Ele avalia que a paralisação das demarcações pelo Ministério da Justiça fortaleceu teses conservadoras no Judiciário e lembra a visita feita, em 2013, pela então ministra da Casa Civil, Gleisi Hoffmann, ao Congresso, munida de um suposto laudo da Empresa Brasileira de Pesquisa Agropecuária (Embrapa) que questionava as demarcações feitas pela Funai. “Esse gesto desastroso abriu espaço para a CPI da Funai e para o seu desmonte completo que se anuncia mais fortemente com o governo golpista. Se a Ministra Chefe da Casa Civil critica as demarcações e o Ministro da Justiça as paralisa, qual constrangimento teriam o Legislativo e o Judiciário de questioná-las com cada vez mais força?”, questiona.

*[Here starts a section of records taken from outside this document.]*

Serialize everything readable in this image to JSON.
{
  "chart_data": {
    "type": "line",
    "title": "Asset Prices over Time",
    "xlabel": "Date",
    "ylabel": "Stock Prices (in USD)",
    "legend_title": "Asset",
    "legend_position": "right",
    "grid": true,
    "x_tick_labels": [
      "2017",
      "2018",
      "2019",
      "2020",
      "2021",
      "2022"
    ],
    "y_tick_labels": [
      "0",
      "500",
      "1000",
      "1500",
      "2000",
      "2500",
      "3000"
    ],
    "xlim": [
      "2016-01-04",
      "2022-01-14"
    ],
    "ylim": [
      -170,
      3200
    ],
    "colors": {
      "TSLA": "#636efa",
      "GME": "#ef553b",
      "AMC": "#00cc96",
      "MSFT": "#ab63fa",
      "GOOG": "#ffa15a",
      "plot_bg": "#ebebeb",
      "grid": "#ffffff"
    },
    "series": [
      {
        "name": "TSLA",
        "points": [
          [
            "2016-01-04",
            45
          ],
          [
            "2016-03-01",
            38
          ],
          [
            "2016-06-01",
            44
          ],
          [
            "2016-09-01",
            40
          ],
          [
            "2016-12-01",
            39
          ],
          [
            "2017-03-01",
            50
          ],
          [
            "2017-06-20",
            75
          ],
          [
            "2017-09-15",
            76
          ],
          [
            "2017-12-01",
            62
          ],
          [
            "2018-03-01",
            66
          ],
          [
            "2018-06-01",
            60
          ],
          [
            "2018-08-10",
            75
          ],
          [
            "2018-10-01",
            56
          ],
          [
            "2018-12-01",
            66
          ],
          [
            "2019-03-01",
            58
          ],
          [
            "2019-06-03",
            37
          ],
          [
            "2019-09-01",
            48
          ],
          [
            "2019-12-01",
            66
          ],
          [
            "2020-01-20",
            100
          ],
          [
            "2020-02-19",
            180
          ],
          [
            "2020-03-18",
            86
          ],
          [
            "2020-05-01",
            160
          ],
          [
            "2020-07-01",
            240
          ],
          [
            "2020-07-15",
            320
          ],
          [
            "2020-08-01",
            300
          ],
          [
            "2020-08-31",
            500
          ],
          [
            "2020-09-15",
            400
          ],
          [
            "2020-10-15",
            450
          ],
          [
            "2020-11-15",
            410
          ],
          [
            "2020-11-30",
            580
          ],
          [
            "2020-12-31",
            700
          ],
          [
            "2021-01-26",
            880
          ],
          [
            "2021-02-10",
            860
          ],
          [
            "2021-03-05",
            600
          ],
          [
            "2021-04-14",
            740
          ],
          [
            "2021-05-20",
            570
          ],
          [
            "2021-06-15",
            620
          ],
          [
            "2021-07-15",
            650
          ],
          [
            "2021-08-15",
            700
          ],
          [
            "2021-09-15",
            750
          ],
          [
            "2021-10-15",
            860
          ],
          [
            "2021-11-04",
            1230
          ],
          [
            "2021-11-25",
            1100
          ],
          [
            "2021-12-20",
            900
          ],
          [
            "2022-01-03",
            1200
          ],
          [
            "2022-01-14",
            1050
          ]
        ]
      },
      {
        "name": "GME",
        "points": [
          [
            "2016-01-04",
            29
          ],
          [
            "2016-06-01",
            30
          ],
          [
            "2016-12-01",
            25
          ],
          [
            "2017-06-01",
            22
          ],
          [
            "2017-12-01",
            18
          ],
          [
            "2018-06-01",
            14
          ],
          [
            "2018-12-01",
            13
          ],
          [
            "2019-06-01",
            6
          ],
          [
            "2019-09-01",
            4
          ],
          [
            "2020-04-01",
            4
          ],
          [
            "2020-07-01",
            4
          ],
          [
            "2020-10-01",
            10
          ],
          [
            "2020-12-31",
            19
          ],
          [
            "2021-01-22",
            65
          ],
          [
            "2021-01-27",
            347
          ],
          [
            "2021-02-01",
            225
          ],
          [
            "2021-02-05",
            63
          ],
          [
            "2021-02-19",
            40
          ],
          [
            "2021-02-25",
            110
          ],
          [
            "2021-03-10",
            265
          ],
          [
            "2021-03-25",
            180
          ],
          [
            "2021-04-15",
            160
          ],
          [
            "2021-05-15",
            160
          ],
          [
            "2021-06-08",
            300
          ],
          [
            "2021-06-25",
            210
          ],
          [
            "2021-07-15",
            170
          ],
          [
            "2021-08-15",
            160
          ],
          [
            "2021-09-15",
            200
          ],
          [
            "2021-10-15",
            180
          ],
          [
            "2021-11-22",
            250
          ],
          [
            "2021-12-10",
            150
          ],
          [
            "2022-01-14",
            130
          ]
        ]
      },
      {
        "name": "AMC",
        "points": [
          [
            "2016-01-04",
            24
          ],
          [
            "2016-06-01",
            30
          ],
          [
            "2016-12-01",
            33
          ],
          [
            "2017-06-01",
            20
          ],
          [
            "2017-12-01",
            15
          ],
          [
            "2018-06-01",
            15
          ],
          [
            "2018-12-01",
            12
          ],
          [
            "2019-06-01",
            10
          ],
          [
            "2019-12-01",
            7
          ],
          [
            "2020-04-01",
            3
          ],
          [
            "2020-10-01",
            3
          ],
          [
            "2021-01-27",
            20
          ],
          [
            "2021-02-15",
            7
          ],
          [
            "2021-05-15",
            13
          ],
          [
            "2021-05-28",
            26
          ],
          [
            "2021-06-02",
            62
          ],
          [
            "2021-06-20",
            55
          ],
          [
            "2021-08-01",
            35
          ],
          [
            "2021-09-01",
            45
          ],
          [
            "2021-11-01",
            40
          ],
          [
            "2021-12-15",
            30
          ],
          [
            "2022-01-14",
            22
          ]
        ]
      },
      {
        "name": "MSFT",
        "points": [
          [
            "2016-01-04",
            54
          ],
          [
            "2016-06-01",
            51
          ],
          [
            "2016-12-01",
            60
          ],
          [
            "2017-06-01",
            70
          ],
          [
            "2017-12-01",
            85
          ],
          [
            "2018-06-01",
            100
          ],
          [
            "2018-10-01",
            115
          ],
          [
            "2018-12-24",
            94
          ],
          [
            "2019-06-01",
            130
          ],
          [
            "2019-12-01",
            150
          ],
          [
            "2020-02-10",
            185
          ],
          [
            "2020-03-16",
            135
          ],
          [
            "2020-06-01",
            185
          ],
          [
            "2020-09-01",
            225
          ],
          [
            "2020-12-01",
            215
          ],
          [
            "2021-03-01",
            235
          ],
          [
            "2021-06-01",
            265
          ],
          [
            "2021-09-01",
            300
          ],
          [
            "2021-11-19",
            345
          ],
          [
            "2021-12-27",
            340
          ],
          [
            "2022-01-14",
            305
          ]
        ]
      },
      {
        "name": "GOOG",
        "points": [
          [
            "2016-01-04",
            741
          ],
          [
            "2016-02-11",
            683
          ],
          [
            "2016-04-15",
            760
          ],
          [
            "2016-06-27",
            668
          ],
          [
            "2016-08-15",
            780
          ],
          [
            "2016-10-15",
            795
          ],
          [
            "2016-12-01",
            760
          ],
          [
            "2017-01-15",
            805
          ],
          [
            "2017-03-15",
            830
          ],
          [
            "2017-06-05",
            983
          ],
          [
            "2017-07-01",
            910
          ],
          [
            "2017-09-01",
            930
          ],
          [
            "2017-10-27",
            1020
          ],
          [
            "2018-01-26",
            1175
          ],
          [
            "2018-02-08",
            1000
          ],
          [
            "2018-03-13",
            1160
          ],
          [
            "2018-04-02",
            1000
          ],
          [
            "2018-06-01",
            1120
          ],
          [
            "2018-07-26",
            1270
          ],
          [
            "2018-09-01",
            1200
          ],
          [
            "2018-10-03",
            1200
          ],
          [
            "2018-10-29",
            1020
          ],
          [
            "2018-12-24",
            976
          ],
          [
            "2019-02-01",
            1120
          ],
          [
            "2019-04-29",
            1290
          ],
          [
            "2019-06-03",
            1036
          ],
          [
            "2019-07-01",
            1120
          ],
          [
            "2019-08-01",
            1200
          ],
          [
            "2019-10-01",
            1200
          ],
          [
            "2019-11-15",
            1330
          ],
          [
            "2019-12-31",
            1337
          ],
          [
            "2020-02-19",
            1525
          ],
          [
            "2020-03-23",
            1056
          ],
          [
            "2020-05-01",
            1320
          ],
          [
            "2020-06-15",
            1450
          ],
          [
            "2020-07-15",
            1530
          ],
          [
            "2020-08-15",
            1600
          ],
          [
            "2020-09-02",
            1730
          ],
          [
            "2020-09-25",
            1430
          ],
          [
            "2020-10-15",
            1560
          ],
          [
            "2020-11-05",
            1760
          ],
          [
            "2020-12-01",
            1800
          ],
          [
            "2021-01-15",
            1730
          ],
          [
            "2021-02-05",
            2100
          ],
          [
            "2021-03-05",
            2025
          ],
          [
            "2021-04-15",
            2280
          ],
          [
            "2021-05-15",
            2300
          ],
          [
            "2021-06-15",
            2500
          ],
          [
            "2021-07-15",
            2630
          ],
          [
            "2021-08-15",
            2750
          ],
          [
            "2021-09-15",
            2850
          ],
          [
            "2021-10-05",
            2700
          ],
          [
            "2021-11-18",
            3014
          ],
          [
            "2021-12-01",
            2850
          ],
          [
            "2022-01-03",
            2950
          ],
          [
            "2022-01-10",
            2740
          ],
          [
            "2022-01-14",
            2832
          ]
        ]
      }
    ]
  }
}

“No apagar das luzes do Governo Dilma, atos demarcatórios de imensa importância foram publicados. O governo golpista anunciou que iria rever esses atos, mas aparentemente começa a perceber o constrangimento a que seria submetido e mudou o discurso. É mais cômodo para eles empurrar com a barriga, como Cardozo fazia. Para que esses atos tenham efetividade, é preciso tirá-los do papel. A figura tenebrosa de Alexandre Moraes à frente do Ministério da Justiça não nos permite a ingenuidade de achar que será fácil, mas a luta dos índios sempre foi e continuará sendo o único instrumento eficaz para isso. Não há outra forma de solucionar os conflitos, senão fazendo avançar esses processos, com a retirada dos não indígenas e devolução das terras para os índios. Qualquer outra solução não será outra coisa que gestão do genocídio. Em alguns contextos, a desintrusão é menos complicada, como em Tenonde Porã, por não contrariar tão diretamente interesses poderosos; em outras, como Taunay-Ipegue, há contraposição direta ao cartel ruralista, ainda mais entranhado no governo golpista do que já era nos governos petistas. Mas, em ambos os casos, não creio que os indígenas recuarão”.